Specialists with the University of Kentucky College of Agriculture regularly help Kentucky farmers find solutions to production problems, but their influence reaches beyond the Bluegrass. A UK entomologist and a horticulturist recently worked with the United States Agency for International Development through Winrock International to carry out two humanitarian missions.
Ric Bessin, UK extension entomologist, recently returned from El Salvador, where he showed groups comprised mostly of limited resource farmers how to conduct their own on-farm research on organic crops and improve overall farm sustainability.
“Most of the farmers in this area are dependent upon what they can grow themselves,” he said. “They want to reduce their reliance on external inputs and test locally derived materials for crop production and as supplements to animal feed.”
Bessin also taught the growers about controls in experiments, how to set up those in fields and record the results. Each group of farmers was testing different crops and ideas.
The project is coordinated through FUNDESYRAM, a local nongovernmental organization that supports community and social development in the region. He also interacted with the University of El Salvador and CENTA personnel, the country’s version of the U.S. Department of Agriculture, to identify ways to continue to support the farmers’ efforts.
“Ultimately, the farmers want to produce a surplus of crops so they can sell the excess locally,” he said. “Food security is a big issue there.”
This was the fifth time Bessin, who was born in Venezuela and spent some of his childhood in Honduras, has worked in Latin America with this organization.
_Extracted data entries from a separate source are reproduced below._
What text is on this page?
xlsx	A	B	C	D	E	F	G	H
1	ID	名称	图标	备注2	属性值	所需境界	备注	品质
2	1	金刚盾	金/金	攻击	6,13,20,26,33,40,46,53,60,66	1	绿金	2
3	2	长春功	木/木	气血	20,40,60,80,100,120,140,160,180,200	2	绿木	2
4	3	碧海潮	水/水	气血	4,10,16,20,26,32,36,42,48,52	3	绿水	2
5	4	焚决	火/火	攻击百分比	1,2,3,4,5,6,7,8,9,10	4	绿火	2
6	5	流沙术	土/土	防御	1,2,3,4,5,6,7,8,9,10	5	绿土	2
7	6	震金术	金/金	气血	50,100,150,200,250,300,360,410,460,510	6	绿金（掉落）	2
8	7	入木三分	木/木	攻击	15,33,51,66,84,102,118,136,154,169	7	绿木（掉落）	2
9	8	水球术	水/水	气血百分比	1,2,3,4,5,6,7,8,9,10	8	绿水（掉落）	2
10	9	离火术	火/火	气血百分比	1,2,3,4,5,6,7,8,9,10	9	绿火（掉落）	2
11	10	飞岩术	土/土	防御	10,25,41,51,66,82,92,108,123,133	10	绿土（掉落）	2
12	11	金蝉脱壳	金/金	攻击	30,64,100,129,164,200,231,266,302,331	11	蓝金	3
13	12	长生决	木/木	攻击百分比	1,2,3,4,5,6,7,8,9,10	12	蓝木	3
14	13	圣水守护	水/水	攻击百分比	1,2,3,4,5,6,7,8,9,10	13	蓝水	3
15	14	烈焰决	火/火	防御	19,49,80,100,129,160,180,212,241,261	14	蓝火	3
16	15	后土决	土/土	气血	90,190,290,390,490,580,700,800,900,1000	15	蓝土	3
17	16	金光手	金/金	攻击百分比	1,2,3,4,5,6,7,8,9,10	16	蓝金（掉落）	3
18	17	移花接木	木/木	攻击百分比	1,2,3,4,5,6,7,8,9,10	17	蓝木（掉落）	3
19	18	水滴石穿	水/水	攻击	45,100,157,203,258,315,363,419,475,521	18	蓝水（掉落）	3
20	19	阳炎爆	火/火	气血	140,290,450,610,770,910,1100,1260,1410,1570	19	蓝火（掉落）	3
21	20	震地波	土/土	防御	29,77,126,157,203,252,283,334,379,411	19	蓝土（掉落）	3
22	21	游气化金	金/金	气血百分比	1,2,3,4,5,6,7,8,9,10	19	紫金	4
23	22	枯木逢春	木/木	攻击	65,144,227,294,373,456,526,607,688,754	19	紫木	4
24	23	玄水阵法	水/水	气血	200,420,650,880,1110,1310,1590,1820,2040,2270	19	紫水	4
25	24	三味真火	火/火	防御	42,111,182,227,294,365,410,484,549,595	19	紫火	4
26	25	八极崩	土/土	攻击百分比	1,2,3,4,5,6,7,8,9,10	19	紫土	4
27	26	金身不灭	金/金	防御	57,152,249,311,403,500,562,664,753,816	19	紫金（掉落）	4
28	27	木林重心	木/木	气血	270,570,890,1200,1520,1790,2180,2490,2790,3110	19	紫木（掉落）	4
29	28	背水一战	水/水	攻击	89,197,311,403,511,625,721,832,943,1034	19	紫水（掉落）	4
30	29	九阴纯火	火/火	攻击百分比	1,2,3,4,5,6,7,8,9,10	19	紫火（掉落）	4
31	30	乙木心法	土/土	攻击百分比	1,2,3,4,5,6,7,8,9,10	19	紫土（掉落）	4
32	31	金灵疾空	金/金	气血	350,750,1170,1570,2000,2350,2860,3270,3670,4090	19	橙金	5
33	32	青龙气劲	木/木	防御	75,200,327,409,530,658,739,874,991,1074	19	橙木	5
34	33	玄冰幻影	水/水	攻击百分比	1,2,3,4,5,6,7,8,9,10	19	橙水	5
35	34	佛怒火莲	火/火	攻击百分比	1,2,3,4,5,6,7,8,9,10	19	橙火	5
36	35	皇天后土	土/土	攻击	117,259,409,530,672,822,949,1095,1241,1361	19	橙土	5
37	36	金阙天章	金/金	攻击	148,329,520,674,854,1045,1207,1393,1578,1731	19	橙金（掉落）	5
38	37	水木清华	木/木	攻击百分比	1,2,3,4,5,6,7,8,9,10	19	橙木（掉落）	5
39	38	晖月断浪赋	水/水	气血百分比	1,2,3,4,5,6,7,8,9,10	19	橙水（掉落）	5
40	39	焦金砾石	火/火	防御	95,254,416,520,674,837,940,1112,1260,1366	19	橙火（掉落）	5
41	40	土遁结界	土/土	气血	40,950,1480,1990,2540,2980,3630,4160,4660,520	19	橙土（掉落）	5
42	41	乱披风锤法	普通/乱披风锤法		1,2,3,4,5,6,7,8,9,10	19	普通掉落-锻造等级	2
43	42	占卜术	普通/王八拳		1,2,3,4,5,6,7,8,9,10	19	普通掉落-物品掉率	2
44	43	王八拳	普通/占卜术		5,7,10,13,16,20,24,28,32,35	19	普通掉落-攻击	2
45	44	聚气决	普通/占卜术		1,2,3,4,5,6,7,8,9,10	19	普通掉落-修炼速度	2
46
The previous four times, his work involved helping individuals with insect management and pesticide safety.
“I enjoy the culture, volunteering and helping people,” Bessin said.
Like Bessin, Tim Coolong, UK extension specialist for vegetable crops, was interested in international development, and Bessin helped him connect with Winrock International and USAID. Coolong was assigned to Lebanon and worked with mainly commercial vegetable growers to develop fertilizer recommendations.
“Growers in the region I was placed worked through their local chamber of commerce, which houses their version of Cooperative Extension,” he said. “There, growers can have soil samples tested at a local university, but the university only gives them the results of the soil test and not nutrient recommendations.”
Coolong helped them develop nutrient recommendations and a calculator based on their soil conditions, crops and seasons.
“Actually, the area I was in (northeastern Lebanon) had very similar temperatures to Kentucky, although, they had a heavy clay soil with an average pH of 8.5,” he said.
The Lebanese growers used plastic tunnels to grow tomatoes in the spring and leafy greens in the winter. Their field crops included potatoes, cucumbers, bell peppers, lettuce and winter wheat as a cover crop. Most of the growers were producing these crops to sell, and a few of the larger growers were exporting to Mediterranean countries in southern Europe.
“I was surprised at the diversity of things going on there,” Coolong said.
Coolong and Bessin are both interested in further international outreach opportunities, and Bessin is hoping to follow up with the El Salvadoran growers next year.